To keep up with soaring feedstock costs, a majority of China etac producers increased export offers to $920-930/tonne
Ethyl acetate (etac) prices in Asia may extend a rebound on the back of rising feedstock prices and lower output in China, market sources said on 6 June.
The prices of etac sold by China, the regional benchmark, were up by 0.8% over the two weeks ended 30 May to settle at an average of $902.50/tonne FOB (free on board) China, according to data compiled by ICIS.
However, etac’s gains continued to lag behind those in the raw material acetic acid sector. Spot acetic acid prices have surged by almost 29% since late March to settle at an average of $560/tonne FOB China for the week ended 30 May, ICIS data showed. The prices of etac have edged 0.3% higher over the same timeframe, according to the data.
“Even at such high prices, there is no product available,” a Chinese etac producer said, referring to the tight acetic acid supply.
Overlapping turnarounds and production issues have contributed to the hike in acetic acid prices.
In a bid to keep up with their soaring feedstock costs, a majority of Chinese etac producers increased their export offers to $920-930/tonne FOB China the week ended 6 June from $910-920/tonne FOB China in the previous week. However, a number of Chinese etac producers are finding it difficult to conclude deals at their latest offers.
“We have to increase our offer in line with feedstock costs, but our higher [etac] offer may have put buyers off,” a second Chinese etac maker said. “Buying activity has been very slow, but we cannot afford to sell at lower than $920/tonne [FOB China] now.”

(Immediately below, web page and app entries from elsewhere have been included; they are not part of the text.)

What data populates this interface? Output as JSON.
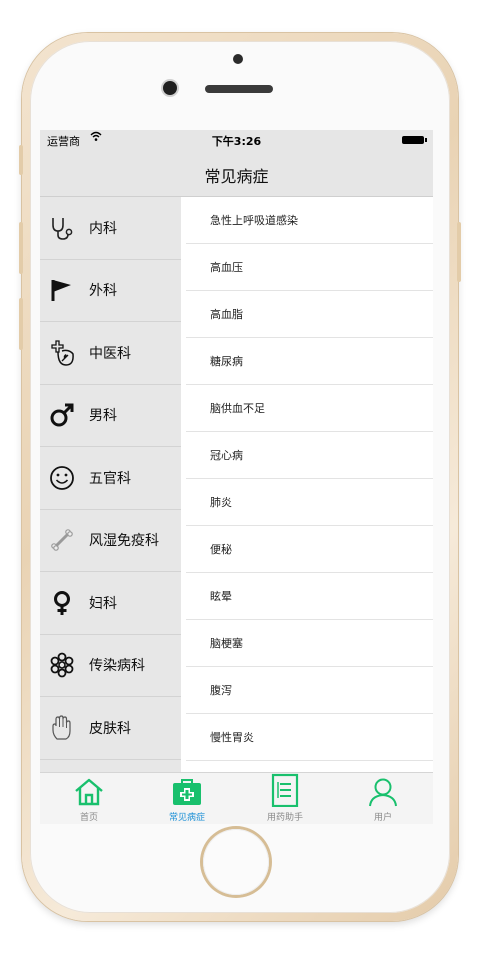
{
  "status": {
    "carrier": "运营商",
    "time": "下午3:26"
  },
  "nav": {
    "title": "常见病症"
  },
  "categories": [
    {
      "label": "内科",
      "icon": "stethoscope-icon"
    },
    {
      "label": "外科",
      "icon": "flag-icon"
    },
    {
      "label": "中医科",
      "icon": "herbal-medicine-icon"
    },
    {
      "label": "男科",
      "icon": "male-symbol-icon"
    },
    {
      "label": "五官科",
      "icon": "smiley-face-icon"
    },
    {
      "label": "风湿免疫科",
      "icon": "bone-icon"
    },
    {
      "label": "妇科",
      "icon": "female-symbol-icon"
    },
    {
      "label": "传染病科",
      "icon": "virus-icon"
    },
    {
      "label": "皮肤科",
      "icon": "hand-icon"
    }
  ],
  "diseases": [
    "急性上呼吸道感染",
    "高血压",
    "高血脂",
    "糖尿病",
    "脑供血不足",
    "冠心病",
    "肺炎",
    "便秘",
    "眩晕",
    "脑梗塞",
    "腹泻",
    "慢性胃炎"
  ],
  "tabs": [
    {
      "label": "首页",
      "icon": "home-icon"
    },
    {
      "label": "常见病症",
      "icon": "medical-kit-icon"
    },
    {
      "label": "用药助手",
      "icon": "document-icon"
    },
    {
      "label": "用户",
      "icon": "user-icon"
    }
  ],
  "colors": {
    "accent_green": "#19c06d",
    "active_tab_text": "#1b8fd6"
  }
}
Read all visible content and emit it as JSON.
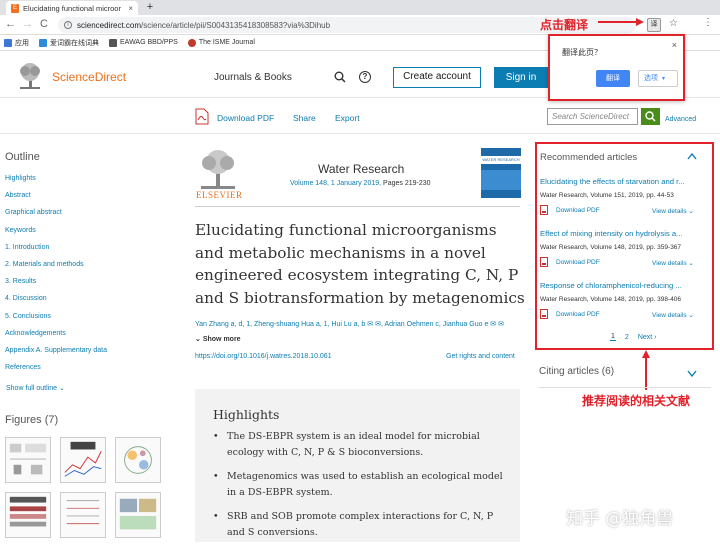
{
  "browser": {
    "tab_title": "Elucidating functional microor",
    "tab_close": "×",
    "new_tab": "+",
    "back": "←",
    "forward": "→",
    "reload": "C",
    "url_domain": "sciencedirect.com",
    "url_path": "/science/article/pii/S0043135418308583?via%3Dihub",
    "translate_icon": "译",
    "star": "☆",
    "menu": "⋮",
    "bookmarks": [
      {
        "label": "应用",
        "color": "#3c78d8"
      },
      {
        "label": "爱词霸在线词典",
        "color": "#2e8bdb"
      },
      {
        "label": "EAWAG BBD/PPS",
        "color": "#555555"
      },
      {
        "label": "The ISME Journal",
        "color": "#c0392b"
      }
    ]
  },
  "translate_popup": {
    "title": "翻译此页？",
    "close": "×",
    "translate_button": "翻译",
    "options_button": "选项"
  },
  "annotations": {
    "click_translate": "点击翻译",
    "recommended_note": "推荐阅读的相关文献",
    "watermark": "知乎 @独角兽"
  },
  "header": {
    "logo": "ScienceDirect",
    "journals_books": "Journals & Books",
    "create_account": "Create account",
    "sign_in": "Sign in"
  },
  "toolbar": {
    "download_pdf": "Download PDF",
    "share": "Share",
    "export": "Export",
    "search_placeholder": "Search ScienceDirect",
    "advanced": "Advanced"
  },
  "outline": {
    "title": "Outline",
    "items": [
      "Highlights",
      "Abstract",
      "Graphical abstract",
      "Keywords",
      "1. Introduction",
      "2. Materials and methods",
      "3. Results",
      "4. Discussion",
      "5. Conclusions",
      "Acknowledgements",
      "Appendix A. Supplementary data",
      "References"
    ],
    "show_full": "Show full outline",
    "figures_title": "Figures (7)"
  },
  "journal": {
    "publisher": "ELSEVIER",
    "name": "Water Research",
    "volume_info": "Volume 148, 1 January 2019,",
    "pages": "Pages 219-230",
    "cover_label": "WATER RESEARCH"
  },
  "article": {
    "title": "Elucidating functional microorganisms and metabolic mechanisms in a novel engineered ecosystem integrating C, N, P and S biotransformation by metagenomics",
    "authors": "Yan Zhang a, d, 1, Zheng-shuang Hua a, 1, Hui Lu a, b ✉ ✉, Adrian Oehmen c, Jianhua Guo e ✉ ✉",
    "show_more": "Show more",
    "doi": "https://doi.org/10.1016/j.watres.2018.10.061",
    "rights": "Get rights and content"
  },
  "highlights": {
    "title": "Highlights",
    "items": [
      "The DS-EBPR system is an ideal model for microbial ecology with C, N, P & S bioconversions.",
      "Metagenomics was used to establish an ecological model in a DS-EBPR system.",
      "SRB and SOB promote complex interactions for C, N, P and S conversions."
    ]
  },
  "recommended": {
    "title": "Recommended articles",
    "items": [
      {
        "title": "Elucidating the effects of starvation and r...",
        "meta": "Water Research, Volume 151, 2019, pp. 44-53",
        "pdf": "Download PDF",
        "view": "View details"
      },
      {
        "title": "Effect of mixing intensity on hydrolysis a...",
        "meta": "Water Research, Volume 148, 2019, pp. 359-367",
        "pdf": "Download PDF",
        "view": "View details"
      },
      {
        "title": "Response of chloramphenicol-reducing ...",
        "meta": "Water Research, Volume 148, 2019, pp. 398-406",
        "pdf": "Download PDF",
        "view": "View details"
      }
    ],
    "pages": [
      "1",
      "2"
    ],
    "next": "Next"
  },
  "citing": {
    "label": "Citing articles (6)"
  },
  "colors": {
    "brand_orange": "#e9711c",
    "link_blue": "#0c7db2",
    "annotation_red": "#e0232b"
  }
}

China, the world’s largest etac producer, exported 421,947 tonnes of etac in 2013, led by sales to Japan, Taiwan and South Korea, the country’s customs data showed. However, price competition among importers in key markets, including South Korea and Taiwan, along with competition among Chinese producers for shares in those markets, has frequently undermined the producers’ feedstock cost-driven price hike measures. “The slowdown in [international] demand may be seasonal; demand tends to fall in the summer months,” a third etac producer said.
The surge in manufacturing costs, along with the worsening margin squeeze, has prompted at least two Chinese etac producers to reduce their output.
Jinyimeng Group is capping the overall operating rate at its etac plants in Shandong and Jiangsu provinces at about 70% from about 90% previously.
Rizhao Jiahong Biological Technology on 10 May took its 100,000 tonne/year etac plant in Shandong province off line for a month-long maintenance. Market sources attributed the unusually long turnaround to weak etac margins.
While seasonality may have contributed to the weak regional demand, the acetic acid price surge has spurred speculation among some buyers that the market may be due for a downward correction, a trader said.
“Some southeast Asian buyers expect acetic acid prices to come down in a few weeks, when supply is expected to return to normal,” the trader said. “As such, they want to delay price negotiations for their next etac purchase.”